The crashing noise, which literally shattered the window, shatters your sense of well-being and heightens concerns for the safety of your family. Was this act of violence random? Was some felon sending a message?
A phone call to your local NYPD precinct, or a visit to the station house, elicits this response: “Sorry, windows get broken all the time. Unless someone was hurt, there’s nothing we can do. We’re focused on real crime. You should talk to your insurance broker to see if the damage is covered by your homeowner policy.”
Wouldn’t this be adding insult to injury? Absolutely. But if the “broken windows” policy is literally abandoned, the streets once again wouldn’t be safe at night and New York City wouldn’t have the lowest crime rate of all major cities in the United States.
If then-NYPD Commissioner Bill Bratton did nothing else when he first served in the early 1990s, his “broken windows” theory of crime fighting not only reduced crime, especially in high-crime areas, it instilled a new sense of confidence in our overall ability to control our daily lives and faith in the NYPD.
It can be effectively argued that Mayor Mike Bloomberg — and maybe NYPD Commissioner Ray Kelly — enforced the “broken windows” policy too rigidly, so that a disproportionate number of arrests were being made in non-white neighborhoods. Their refusal to mend their approach understandably became a major issue in the last mayoral election and enabled candidate Bill de Blasio to distinguish himself on an issue that reeked of racial discrimination.
Now, it seems, there is a rush to end the “broken windows” approach following the tragic death of Staten Islander Eric Garner, who was virtually suffocated while being “taken down” for allegedly selling “loosies,” i.e. small quantities of cigarettes.
There are lessons to be learned from the zealous action of the police officer who tried to subdue a big and very strong man like Garner, who presented no imminent threat to the NYPD team who confronted him.
First, unless the suspect is armed, or menacing the officers or a citizen, use of a firearm should be forbidden in almost all instances.
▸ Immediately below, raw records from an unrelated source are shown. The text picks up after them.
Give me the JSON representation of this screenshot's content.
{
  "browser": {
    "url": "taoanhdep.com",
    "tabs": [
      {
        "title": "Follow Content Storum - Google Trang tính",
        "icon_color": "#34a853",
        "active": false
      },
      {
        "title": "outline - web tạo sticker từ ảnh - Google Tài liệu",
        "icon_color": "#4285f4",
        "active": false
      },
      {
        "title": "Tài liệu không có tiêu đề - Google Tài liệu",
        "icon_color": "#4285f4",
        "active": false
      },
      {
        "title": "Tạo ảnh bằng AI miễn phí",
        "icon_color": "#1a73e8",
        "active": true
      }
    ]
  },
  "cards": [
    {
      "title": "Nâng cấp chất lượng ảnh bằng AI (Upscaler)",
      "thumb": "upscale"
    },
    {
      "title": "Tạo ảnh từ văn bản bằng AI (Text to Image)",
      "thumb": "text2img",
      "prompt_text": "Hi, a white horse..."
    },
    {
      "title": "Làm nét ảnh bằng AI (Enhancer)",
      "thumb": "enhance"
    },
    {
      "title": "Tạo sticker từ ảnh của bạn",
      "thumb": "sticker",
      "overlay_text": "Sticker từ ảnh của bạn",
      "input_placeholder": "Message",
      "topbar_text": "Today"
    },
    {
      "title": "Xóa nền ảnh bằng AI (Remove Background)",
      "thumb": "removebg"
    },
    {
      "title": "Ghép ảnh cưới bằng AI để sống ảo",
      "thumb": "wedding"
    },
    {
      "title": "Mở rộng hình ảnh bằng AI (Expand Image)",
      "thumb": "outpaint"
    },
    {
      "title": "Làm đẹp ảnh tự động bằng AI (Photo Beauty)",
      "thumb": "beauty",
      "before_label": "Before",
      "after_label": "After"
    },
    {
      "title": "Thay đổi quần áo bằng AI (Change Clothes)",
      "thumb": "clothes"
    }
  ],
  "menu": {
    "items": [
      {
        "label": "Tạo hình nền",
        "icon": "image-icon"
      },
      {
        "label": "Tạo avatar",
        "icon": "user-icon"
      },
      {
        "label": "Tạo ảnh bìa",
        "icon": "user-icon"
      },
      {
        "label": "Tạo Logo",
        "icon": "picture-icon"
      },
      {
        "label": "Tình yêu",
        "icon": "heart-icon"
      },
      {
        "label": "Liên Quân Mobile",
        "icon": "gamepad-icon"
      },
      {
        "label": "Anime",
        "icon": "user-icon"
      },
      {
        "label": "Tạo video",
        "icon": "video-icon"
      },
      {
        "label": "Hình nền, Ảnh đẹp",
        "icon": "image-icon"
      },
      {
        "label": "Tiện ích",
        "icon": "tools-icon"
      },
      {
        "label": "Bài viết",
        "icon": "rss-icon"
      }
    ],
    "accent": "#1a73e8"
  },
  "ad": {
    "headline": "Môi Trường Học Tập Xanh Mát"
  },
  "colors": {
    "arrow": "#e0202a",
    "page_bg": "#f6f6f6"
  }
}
One look at the size and condition of Garner should have prompted the officers to call in reinforcements and subdue him with a net or other nonfatal means of carrying out an arrest.
Needlessly, an innocent life has been lost. And, within the next few years, the Corporation Counsel will reveal that the “Garner wrongful death case” has been settled for five — or maybe 10 — million dollars.
Sadly, there will be, for a time, a strong resentment of the NYPD in minority neighborhoods and other areas as well.
Meanwhile, there is no reason for a citizen of any background to show anything but respect for the women and men in blue. They risk their lives every time they put on the uniform.
Most certainly, they deserve the presumption of innocence.
Democratic Leader Backs De Blasio on Brooklyn Democratic Convention
“Over the past decade, the rest of the world has discovered what we’ve known all along: Brooklyn is the place to be,” Justin Brannan, leader of a Bay Ridge Democratic Club, told us.
“Often imitated, but never duplicated, Brooklyn isn’t just a microcosm of America — Brooklyn is America! We’re passionate, diverse, vibrant, talented, hardworking and completely unique,” Brannan added. “So, it only makes sense for us to host the 2016 Democratic National Convention. I’m looking forward to riding the newly reinstated B37 from Bay Ridge right down to the Barclays Center and nominating the next president of the United States!”
Brannan is a top aide to Councilman Vincent Gentile and is co-owner, with his wife Leigh, of The Art Room, a very popular learning institution for young kids on Third Avenue in Bay Ridge.
In truth, even Republicans we’ve talked with would like to see the Democrats crowd into Barclays Center next summer.
“It’ll be good for business,” one GOP figure told us. “And it would finally recognize Brooklyn as a true place with its own personality and a rich past. We’re often joked about in the ‘heartland of America.’ Too many people think that it’s some kind of miracle for a tree to actually grow in Brooklyn — we have tens of thousands of trees!”